Les larmes lui sortaient des yeux et du nez, mouillaient ses joues, coulaient dans sa bouche.
Elle reprit :
— Je te croyais mort aussi, té ! Mon pauv’e Célestin.
Il dit :
— Je t’aurais point reconnue, mé, t’étais si p’tite alors, et te v’là si forte ! Mais comment que tu ne m’as point reconnu, té ?
Elle eut un geste désespéré.
— Je vois tant d’hommes qu’ils me semblent tous pareils !
Il la regardait toujours au fond des yeux, étreint par une émotion confuse et si forte qu’il avait envie de crier comme un petit enfant qu’on bat. Il la tenait encore dans ses bras, à cheval sur lui, les mains ouvertes dans le dos de la fille, et voilà qu’à force de la regarder il la reconnut enfin, la petite sœur laissée au pays avec tous ceux qu’elle avait vus mourir, elle, pendant qu’il roulait sur les mers. Alors prenant soudain dans ses grosses pattes de marin cette tête retrouvée, il se mit à l’embrasser comme on embrasse de la chair fraternelle.

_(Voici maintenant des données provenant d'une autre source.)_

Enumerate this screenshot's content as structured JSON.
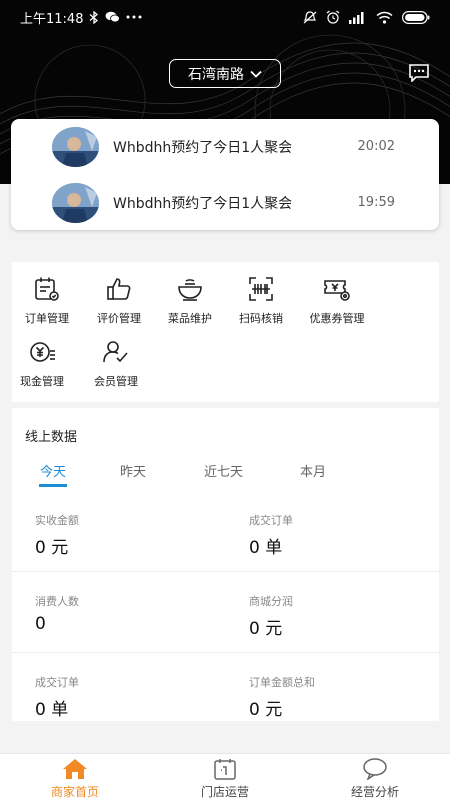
{
  "status_bar": {
    "time": "上午11:48",
    "battery": ""
  },
  "header": {
    "store_name": "石湾南路"
  },
  "notifications": [
    {
      "text": "Whbdhh预约了今日1人聚会",
      "time": "20:02"
    },
    {
      "text": "Whbdhh预约了今日1人聚会",
      "time": "19:59"
    }
  ],
  "tools": [
    {
      "label": "订单管理",
      "icon": "order-icon"
    },
    {
      "label": "评价管理",
      "icon": "thumbs-up-icon"
    },
    {
      "label": "菜品维护",
      "icon": "bowl-icon"
    },
    {
      "label": "扫码核销",
      "icon": "scan-icon"
    },
    {
      "label": "优惠券管理",
      "icon": "coupon-icon"
    },
    {
      "label": "现金管理",
      "icon": "cash-icon"
    },
    {
      "label": "会员管理",
      "icon": "member-icon"
    }
  ],
  "online_data": {
    "title": "线上数据",
    "tabs": [
      "今天",
      "昨天",
      "近七天",
      "本月"
    ],
    "active_tab": "今天",
    "stats": [
      {
        "label": "实收金额",
        "value": "0 元"
      },
      {
        "label": "成交订单",
        "value": "0 单"
      },
      {
        "label": "消费人数",
        "value": "0"
      },
      {
        "label": "商城分润",
        "value": "0 元"
      },
      {
        "label": "成交订单",
        "value": "0 单"
      },
      {
        "label": "订单金额总和",
        "value": "0 元"
      }
    ]
  },
  "bottom_nav": [
    {
      "label": "商家首页",
      "icon": "home-icon",
      "active": true
    },
    {
      "label": "门店运营",
      "icon": "calendar-icon",
      "active": false
    },
    {
      "label": "经营分析",
      "icon": "chat-bubble-icon",
      "active": false
    }
  ],
  "colors": {
    "accent": "#1a8fd6",
    "nav_active": "#f08a24",
    "hero_bg": "#050505"
  }
}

Puis des sanglots, de grands sanglots d’homme, longs comme des vagues, montèrent dans sa gorge pareils à des hoquets d’ivresse.
Il balbutiait :
— Te v’là, te r’voilà, Françoise, ma p’tite Françoise…
Puis tout à coup il se leva, se mit à jurer d’une voix formidable en tapant sur la table un tel coup de poing que les verres culbutés se brisèrent. Puis il fit trois pas, chancela, étendit les bras, tomba sur la face. Et il se roulait par terre en criant, en battant le sol de ses quatre membres, et en poussant de tels gémissements qu’ils semblaient des râles d’agonie.
Tous ses camarades le regardaient en riant.
— Il est rien soûl, dit l’un.
— Faut le coucher, dit un autre, s’il sort on va le fiche au bloc.
Alors comme il avait de l’argent dans ses poches, la patronne offrit un lit, et les camarades, ivres eux-mêmes à ne pas tenir debout, le hissèrent par l’étroit escalier jusqu’à la chambre de la femme qui l’avait reçu tout à l’heure, et qui demeura sur une chaise, au pied de la couche criminelle, en pleurant autant que lui, jusqu’au matin.
La morte
Je l’avais aimée éperdument ! Pourquoi aime-t-on ? Est-ce bizarre de ne plus voir dans le monde qu’un être, de n’avoir plus dans l’esprit qu’une pensée, dans le cœur qu’un désir, et dans la bouche qu’un nom : un nom qui monte incessamment, qui monte, comme l’eau d’une source, des profondeurs de l’âme, qui monte aux lèvres, et qu’on dit, qu’on redit, qu’on murmure sans cesse, partout, ainsi qu’une prière.
Je ne conterai point notre histoire. L’amour n’en a qu’une, toujours la même. Je l’avais rencontrée et aimée. Voilà tout. Et j’avais vécu pendant un an dans sa tendresse, dans ses bras, dans sa caresse, dans son regard, dans ses robes, dans sa parole, enveloppé, lié, emprisonné dans tout ce qui venait d’elle, d’une façon si complète que je ne savais plus s’il faisait jour ou nuit, si j’étais mort ou vivant, sur la vieille terre ou ailleurs.